When applying for the perfect job, most people spend time composing their resume and ensuring it’s perfect. The goal is always to land that coveted first interview; sadly, candidates often sabotage themselves even before they’re out of the gate by displaying clear red flags. We’ll tell you which ones you need to be aware of, and what you should avoid, to help you really sell yourself when you apply for your next job.
Getting a job you really want starts by sparking the potential employer’s interest, but it is possible to go overboard. Whether you’re lying or putting in info, like a lack of transportation, you may be displaying clear red flags employers see as a reason to ignore you. Get to know the most common warning signs in this post now and you just might avoid self-sabotaging your next application.
These Red Flags TERRIFY Employers and Leave You Jobless!
Lying on Your Resume or Cover Letter
A quick way to scare off a potential employer is to lie on your resume or cover letter. Make no mistake, even if you think you’re being savvy, they WILL find out. And when they do, they will instantly blacklist you – probably for life.
Putting down false or fraudulent information is not only wrong, it can also be illegal. If you claim you are qualified for a job in the professional sector, like healthcare or law, you could face legal ramifications for giving false information. Always be truthful, no matter what type of job you’re applying for. Remember that most employers use professional resources to track and verify information before selecting a candidate.
Having Numerous past Employers
Do you have a solid, steady work history, or is your resume dotted with jobs that really didn’t last that long? Moving from one job to the other, especially switching careers several times, can look bad. It tells employers you’re unreliable (even if that’s maybe really not the case and they just don’t understand).
Honesty is the best policy, but you can choose a functional or combination resume format to avoid these issues. Both styles focus more on your skill set in relation to the job you’re applying for and what exactly you can bring to the table.
During the interview process, an interviewer may ask if you have reliable transportation. If the answer’s no, you may not get the job, even if the job doesn’t necessarily require the use of a car. The problem? Every employer wants someone that is timely and dependable.
If you don’t have a car or driver’s license, you need to find ways to demonstrate your reliability and dependability. Work on getting a vehicle, or be prepared to explain how you’ll ensure your ability to get to work on time in the interview.
Letting Loose on Social Media
Do you love to share posts and photos on Facebook and Twitter? If so, make sure they’re not offensive. A wild night drinking and partying, and the photos that stem from it, may give a snooping employer the wrong impression.
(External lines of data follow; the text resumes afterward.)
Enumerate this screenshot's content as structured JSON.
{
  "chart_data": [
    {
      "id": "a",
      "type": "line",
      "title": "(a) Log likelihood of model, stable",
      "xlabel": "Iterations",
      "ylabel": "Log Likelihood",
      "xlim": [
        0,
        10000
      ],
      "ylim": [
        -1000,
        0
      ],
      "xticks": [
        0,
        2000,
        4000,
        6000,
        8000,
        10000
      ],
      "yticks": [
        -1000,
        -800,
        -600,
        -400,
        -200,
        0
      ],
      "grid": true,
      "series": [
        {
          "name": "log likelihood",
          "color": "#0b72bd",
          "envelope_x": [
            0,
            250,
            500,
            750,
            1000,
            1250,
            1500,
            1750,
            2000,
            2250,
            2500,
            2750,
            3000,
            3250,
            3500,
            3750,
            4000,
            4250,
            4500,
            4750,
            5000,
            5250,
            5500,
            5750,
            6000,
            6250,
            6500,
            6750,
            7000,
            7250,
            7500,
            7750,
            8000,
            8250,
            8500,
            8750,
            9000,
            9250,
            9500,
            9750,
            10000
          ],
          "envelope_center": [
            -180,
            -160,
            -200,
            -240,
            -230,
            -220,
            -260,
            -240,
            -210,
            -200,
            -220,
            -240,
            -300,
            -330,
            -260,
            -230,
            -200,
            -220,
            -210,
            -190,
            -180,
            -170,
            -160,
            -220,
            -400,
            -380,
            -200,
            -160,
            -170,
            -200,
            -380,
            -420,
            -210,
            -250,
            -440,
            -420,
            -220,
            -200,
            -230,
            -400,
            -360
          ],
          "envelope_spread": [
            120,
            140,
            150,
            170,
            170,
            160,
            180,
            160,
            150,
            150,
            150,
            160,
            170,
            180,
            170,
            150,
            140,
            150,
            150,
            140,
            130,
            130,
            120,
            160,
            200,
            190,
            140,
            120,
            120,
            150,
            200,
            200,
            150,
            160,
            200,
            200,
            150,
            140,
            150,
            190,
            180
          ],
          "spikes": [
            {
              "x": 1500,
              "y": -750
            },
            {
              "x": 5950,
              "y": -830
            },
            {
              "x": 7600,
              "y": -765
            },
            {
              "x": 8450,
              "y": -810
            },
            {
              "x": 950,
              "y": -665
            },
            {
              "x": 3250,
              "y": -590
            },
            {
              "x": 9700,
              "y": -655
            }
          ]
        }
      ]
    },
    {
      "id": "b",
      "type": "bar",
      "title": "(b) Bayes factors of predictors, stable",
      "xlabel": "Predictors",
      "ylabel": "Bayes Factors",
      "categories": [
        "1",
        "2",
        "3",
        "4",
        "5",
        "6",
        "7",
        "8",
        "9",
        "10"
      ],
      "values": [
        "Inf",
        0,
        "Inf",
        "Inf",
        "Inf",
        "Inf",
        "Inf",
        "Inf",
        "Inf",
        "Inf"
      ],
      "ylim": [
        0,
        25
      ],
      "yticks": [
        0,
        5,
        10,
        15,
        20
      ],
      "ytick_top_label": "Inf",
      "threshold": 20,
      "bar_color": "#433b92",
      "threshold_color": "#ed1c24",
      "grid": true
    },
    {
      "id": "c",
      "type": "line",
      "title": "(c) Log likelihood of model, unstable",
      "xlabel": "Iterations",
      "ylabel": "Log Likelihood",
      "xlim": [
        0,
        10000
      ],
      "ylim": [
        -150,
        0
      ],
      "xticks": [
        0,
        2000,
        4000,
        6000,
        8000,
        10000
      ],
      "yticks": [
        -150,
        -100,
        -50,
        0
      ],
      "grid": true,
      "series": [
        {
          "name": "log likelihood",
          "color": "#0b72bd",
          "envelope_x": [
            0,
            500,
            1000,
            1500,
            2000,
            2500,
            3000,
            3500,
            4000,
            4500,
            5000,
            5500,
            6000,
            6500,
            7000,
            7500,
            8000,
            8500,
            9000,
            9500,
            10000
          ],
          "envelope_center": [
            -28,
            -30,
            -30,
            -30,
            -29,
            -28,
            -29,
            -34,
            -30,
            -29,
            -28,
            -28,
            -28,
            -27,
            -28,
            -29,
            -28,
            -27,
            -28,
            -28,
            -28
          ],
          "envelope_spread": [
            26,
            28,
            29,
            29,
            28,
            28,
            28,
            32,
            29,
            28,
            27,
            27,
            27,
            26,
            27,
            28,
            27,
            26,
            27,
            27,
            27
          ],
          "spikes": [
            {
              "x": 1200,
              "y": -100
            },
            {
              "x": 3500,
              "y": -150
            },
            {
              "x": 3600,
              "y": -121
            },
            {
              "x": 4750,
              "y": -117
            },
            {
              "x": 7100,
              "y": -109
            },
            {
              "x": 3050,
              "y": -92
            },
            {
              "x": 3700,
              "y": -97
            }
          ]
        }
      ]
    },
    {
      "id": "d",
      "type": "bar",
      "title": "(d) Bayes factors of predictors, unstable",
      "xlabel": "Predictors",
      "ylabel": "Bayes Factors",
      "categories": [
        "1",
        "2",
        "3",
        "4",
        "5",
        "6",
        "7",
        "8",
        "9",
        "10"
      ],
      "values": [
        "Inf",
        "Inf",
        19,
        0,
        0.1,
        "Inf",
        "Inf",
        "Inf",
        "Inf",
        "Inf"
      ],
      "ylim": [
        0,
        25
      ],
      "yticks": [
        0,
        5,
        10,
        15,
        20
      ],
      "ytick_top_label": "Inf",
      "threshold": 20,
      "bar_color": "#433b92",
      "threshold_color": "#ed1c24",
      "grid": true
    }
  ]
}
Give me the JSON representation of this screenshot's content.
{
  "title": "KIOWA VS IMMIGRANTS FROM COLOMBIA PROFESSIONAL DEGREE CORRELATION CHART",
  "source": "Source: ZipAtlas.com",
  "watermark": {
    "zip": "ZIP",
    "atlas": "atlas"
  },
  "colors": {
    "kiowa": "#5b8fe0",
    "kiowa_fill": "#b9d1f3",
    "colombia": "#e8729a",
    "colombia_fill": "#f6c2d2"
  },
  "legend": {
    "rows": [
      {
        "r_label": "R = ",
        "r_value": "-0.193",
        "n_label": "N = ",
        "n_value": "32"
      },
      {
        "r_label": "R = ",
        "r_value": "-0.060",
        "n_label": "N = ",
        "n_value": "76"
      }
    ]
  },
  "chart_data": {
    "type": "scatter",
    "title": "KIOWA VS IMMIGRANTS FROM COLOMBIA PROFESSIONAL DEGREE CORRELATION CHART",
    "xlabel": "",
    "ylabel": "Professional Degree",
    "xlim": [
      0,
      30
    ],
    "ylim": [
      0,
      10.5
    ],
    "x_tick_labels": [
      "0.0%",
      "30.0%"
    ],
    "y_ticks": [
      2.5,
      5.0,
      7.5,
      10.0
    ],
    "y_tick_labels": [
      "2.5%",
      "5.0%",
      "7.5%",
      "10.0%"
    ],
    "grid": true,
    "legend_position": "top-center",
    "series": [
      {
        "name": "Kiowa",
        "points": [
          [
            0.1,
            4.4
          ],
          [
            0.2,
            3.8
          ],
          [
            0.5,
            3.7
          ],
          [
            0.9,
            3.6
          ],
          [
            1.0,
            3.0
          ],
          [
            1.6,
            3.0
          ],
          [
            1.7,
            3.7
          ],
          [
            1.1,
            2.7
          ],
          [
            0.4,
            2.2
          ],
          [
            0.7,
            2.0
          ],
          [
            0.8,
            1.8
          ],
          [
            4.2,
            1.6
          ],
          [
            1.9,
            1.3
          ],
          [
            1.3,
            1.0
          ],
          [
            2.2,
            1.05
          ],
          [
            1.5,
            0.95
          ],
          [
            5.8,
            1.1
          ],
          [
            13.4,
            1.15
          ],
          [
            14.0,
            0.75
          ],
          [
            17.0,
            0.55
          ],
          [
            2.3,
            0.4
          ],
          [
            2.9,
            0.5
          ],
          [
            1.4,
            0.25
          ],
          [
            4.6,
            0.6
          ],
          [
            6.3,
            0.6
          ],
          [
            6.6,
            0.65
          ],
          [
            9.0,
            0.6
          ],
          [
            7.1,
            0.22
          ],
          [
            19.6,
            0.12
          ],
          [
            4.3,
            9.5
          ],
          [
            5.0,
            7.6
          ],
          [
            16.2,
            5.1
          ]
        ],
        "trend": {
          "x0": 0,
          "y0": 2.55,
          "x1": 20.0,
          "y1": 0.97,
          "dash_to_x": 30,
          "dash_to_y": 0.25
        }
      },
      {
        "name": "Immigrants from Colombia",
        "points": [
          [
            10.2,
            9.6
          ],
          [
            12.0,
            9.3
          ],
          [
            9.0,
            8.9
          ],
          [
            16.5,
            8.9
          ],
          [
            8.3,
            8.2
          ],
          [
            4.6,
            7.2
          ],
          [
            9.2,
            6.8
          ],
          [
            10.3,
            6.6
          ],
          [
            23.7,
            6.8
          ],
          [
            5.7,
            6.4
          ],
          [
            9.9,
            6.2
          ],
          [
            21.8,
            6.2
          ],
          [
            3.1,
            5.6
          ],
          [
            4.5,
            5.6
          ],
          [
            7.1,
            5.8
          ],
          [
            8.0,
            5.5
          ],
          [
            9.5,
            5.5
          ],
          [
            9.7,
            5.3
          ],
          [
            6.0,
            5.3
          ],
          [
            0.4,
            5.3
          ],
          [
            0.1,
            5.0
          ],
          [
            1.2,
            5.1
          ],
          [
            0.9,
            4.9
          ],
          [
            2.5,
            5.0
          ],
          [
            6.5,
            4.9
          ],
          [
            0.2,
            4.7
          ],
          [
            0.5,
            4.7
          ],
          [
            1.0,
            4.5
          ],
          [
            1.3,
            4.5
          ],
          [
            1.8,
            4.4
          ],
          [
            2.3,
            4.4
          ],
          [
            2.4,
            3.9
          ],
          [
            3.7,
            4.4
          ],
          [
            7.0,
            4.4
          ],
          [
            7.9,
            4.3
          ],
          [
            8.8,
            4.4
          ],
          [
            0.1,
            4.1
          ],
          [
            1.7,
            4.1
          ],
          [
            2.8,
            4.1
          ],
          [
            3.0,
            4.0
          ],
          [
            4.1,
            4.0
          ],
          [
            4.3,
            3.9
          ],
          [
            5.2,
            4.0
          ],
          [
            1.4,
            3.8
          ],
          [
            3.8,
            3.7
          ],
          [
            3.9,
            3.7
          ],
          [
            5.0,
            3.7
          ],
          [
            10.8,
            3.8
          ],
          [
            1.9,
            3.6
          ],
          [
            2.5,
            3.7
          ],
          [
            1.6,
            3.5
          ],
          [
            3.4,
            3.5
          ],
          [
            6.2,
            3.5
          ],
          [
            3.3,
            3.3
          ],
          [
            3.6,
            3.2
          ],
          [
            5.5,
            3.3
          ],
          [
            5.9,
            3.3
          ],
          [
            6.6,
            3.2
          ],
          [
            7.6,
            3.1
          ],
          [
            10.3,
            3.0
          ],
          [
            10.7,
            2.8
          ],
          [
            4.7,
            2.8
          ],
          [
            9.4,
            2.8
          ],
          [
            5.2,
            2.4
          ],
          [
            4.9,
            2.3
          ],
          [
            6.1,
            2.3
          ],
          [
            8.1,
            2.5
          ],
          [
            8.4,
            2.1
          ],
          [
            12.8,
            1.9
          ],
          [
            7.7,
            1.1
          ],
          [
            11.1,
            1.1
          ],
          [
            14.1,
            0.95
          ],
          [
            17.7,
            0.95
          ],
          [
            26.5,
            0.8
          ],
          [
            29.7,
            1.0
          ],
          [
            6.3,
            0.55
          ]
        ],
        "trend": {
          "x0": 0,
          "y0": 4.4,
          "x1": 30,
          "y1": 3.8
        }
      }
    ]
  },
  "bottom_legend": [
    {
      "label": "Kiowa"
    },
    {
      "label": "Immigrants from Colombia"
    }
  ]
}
Most employers want their employees to be professional both in and out of the workplace. They also want you to maintain a good image at all times, even if they can’t really come right out and say it. Keep your party night photos private, and don’t add people from work to your profile – ever.
Always show up to an interview in proper attire. From professional to business casual, the way you dress will depend on what type of job you’re applying for. If you’re applying as a legal secretary in an attorney’s office, you may be asked to dress professionally. On the other hand, if you’re hired as an assembly person in a manufacturing shop, you may need casual clothing or even protective gear.
As for the interview and application process, keep it neat, clean, and simple. Start with a clean-cut, fresh appearance and non-revealing clothes with no rips or tears.
Prepare Questions in Advance
In an interview, there’s a good chance your potential employer will leave the forum open for your questions. If you draw a blank, it may look bad. Every good candidate will always have something to ask, even if it’s just an obscure question about the company’s workplace culture. Not asking any questions can also indicate you don’t handle questions under pressure well, or that you aren’t competent enough to come up with something on the spot.
To eliminate this concern, ask:
- What does the typical work week look like?
- Should I expect overtime regularly?
- How can I advance with the company?
- Would you like a list of my personal and professional references?
- Can I clarify my qualifications for you?
Avoid asking questions about pay and schedules right away. This is typically something discussed when you accept the job offer. Early discussion may pigeonhole you into accepting less than you would otherwise be offered.
There’s no guarantee that you won’t experience a few bumps during the interview process, and you can’t force employers to love you. But trying to relax, remaining professional and focusing on answering questions to the best of your ability will definitely help.